Weather Blog: Since Fredericksburg resides "in the seam" between the Richmond VA and Washington DC media markets this blog is a look at the weather from a Fredericksburg-centric point of view.
Two factors affecting our weather now and next week
Today’s (Thursday’s) clouds can be attributed to two separate weather features, the first of which is shown in this graphic:This is a forecast map of the 500 mb (~18,000 feet up) level of the atmosphere over the U.S. and the feature I’ve circled in red is a classic shortwave trough over the Carolinas. It is just far enough south that the associated precipitation will stay south of the Virginia / North Carolina line today, but it is streaming high level clouds overhead of the Fredericksburg area today. This shortwave trough will move off the coast later today and not affect us tomorrow (Friday).
The next feature that is creating low cloudiness overhead now is a surface high pressure system located over the northeastern U.S. that is “wedging” colder air southward along the Piedmont areas east of the mountains. This feature will keep the low clouds around most of today and will help suppress the high temperature under the 50 degree (F) mark. This will move out and sunshine and warmer temperatures – in the mid-50′s – will return Friday through Sunday, but then another high pressure will reestablish itself over the Northeast Sunday night with a vengeance as shown here:
This next high pressure system will affect our weather in two ways next week. First, as indicated by the white arrow I’ve overlain on the above graphic, cold air damming will return early next week as the clockwise flow around the high pressure ushers in northeasterly surface winds that will force low level moisture off the Atlantic westward over the Virginia Piedmont. This looks like it will sock us in with low clouds and light rain (or drizzle) from Monday through Wednesday of next week.

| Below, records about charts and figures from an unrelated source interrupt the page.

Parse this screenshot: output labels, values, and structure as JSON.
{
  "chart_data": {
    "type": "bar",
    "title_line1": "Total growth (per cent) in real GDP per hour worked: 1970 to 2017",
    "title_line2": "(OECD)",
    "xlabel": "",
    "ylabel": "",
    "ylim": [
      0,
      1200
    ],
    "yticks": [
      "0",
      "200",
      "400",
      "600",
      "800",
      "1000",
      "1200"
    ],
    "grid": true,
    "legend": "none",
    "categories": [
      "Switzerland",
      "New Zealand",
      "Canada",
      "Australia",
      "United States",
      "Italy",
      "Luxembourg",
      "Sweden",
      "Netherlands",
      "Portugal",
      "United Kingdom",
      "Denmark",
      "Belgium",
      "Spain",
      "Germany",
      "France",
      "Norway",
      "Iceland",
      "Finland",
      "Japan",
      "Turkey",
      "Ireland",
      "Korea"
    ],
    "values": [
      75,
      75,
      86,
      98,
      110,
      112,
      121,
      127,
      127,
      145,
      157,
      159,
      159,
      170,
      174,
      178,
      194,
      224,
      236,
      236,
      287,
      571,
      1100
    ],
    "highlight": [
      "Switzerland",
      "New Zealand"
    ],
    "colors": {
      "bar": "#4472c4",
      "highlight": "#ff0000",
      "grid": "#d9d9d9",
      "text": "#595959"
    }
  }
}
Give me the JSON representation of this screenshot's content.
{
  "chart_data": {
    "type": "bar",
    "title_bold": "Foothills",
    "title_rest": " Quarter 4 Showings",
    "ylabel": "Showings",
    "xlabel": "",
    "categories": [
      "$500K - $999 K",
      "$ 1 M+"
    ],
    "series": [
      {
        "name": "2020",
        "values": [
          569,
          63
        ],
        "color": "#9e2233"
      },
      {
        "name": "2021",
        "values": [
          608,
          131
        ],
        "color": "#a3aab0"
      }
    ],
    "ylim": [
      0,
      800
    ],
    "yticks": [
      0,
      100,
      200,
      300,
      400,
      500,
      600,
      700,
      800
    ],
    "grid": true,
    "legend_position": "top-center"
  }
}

The second way this feature will affect us next week is that this strong high pressure system looks like it will cause a new storm – forecast to form off Cape Hatteras – to stay further off the East Coast than originally thought. That will keep the ‘Burg dry for Thanksgiving and, more importantly, prevent this new nor’easter from inflicting more misery on our neighbors to the north that are still reeling from the effects of Hurricane Sandy.
‘Nuff meteorology lessons. Have a good Thursday!